Does the Quality and Readability of Information Related to Varicocele Obtained from ChatGPT 4.0 Remain Consistent Across Different Models of Inquiry?
Purpose: There is a growing tendency of individuals resorting to Chat-Generative Pretrained Transformer (ChatGPT) as a source of medical information on specific ailments. Varicocele is a prevalent condition affecting the male reproductive system. The quality, readability, and consistency of the information related to varicocele that individuals obtain through interactive access to ChatGPT remains uncertain.
Materials and methods: This study employed Google Trends data to extract 25 trending questions since 2004. Two distinct inquiry methodologies were employed with ChatGPT 4.0: repetition mode (each question repeated three times) and cyclic mode (each question input once in three consecutive cycles). The generated texts were evaluated according to a number of criteria, including the Automated Readability Index (ARI), the Flesch Reading Ease Score (FRES), the Gunning Fog Index (GFI), the DISCERN score and the Ensuring Quality Information for Patients (EQIP). Kruskal-Wallis and Mann-Whitney U tests were employed to compare the text quality, readability, and consistency between the two modes.

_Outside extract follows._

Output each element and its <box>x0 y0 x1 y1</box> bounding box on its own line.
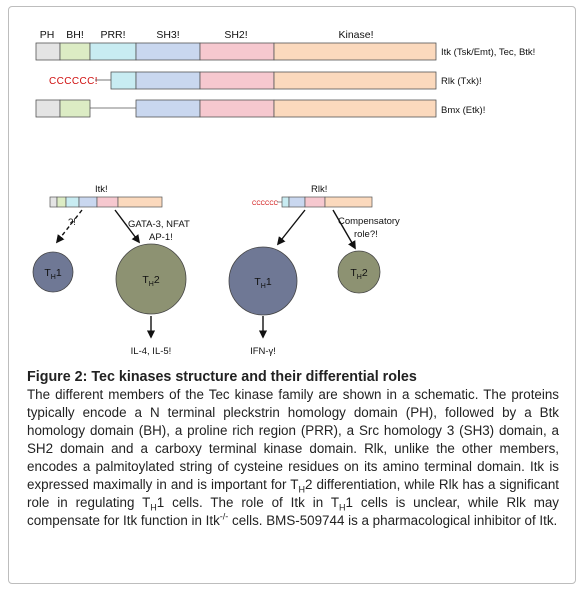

Results: The results demonstrated that the texts generated in repetition and cyclic modes exhibited no statistically significant differences in ARI (12.06±1.29 vs. 12.27±1.74), FRES (36.08±8.70 vs. 36.87±7.73), GFI (13.14±1.81 vs. 13.25±1.50), DISCERN scores (38.08±6.55 vs. 38.35±6.50) and EQIP (47.92±6.84 vs. 48.35±5.56) (p>0.05). These findings indicate that ChatGPT 4.0 consistently produces information of comparable complexity and quality across different inquiry modes.
Conclusions: This study found that ChatGPT-generated medical information on "varicocele" demonstrates consistent quality and readability across different modes, highlighting its potential for stable healthcare information provision. However, the content's complexity poses challenges for general readers, and notable limitations in quality and reliability highlight the need for improved accuracy, credibility, and readability in AI-generated medical content.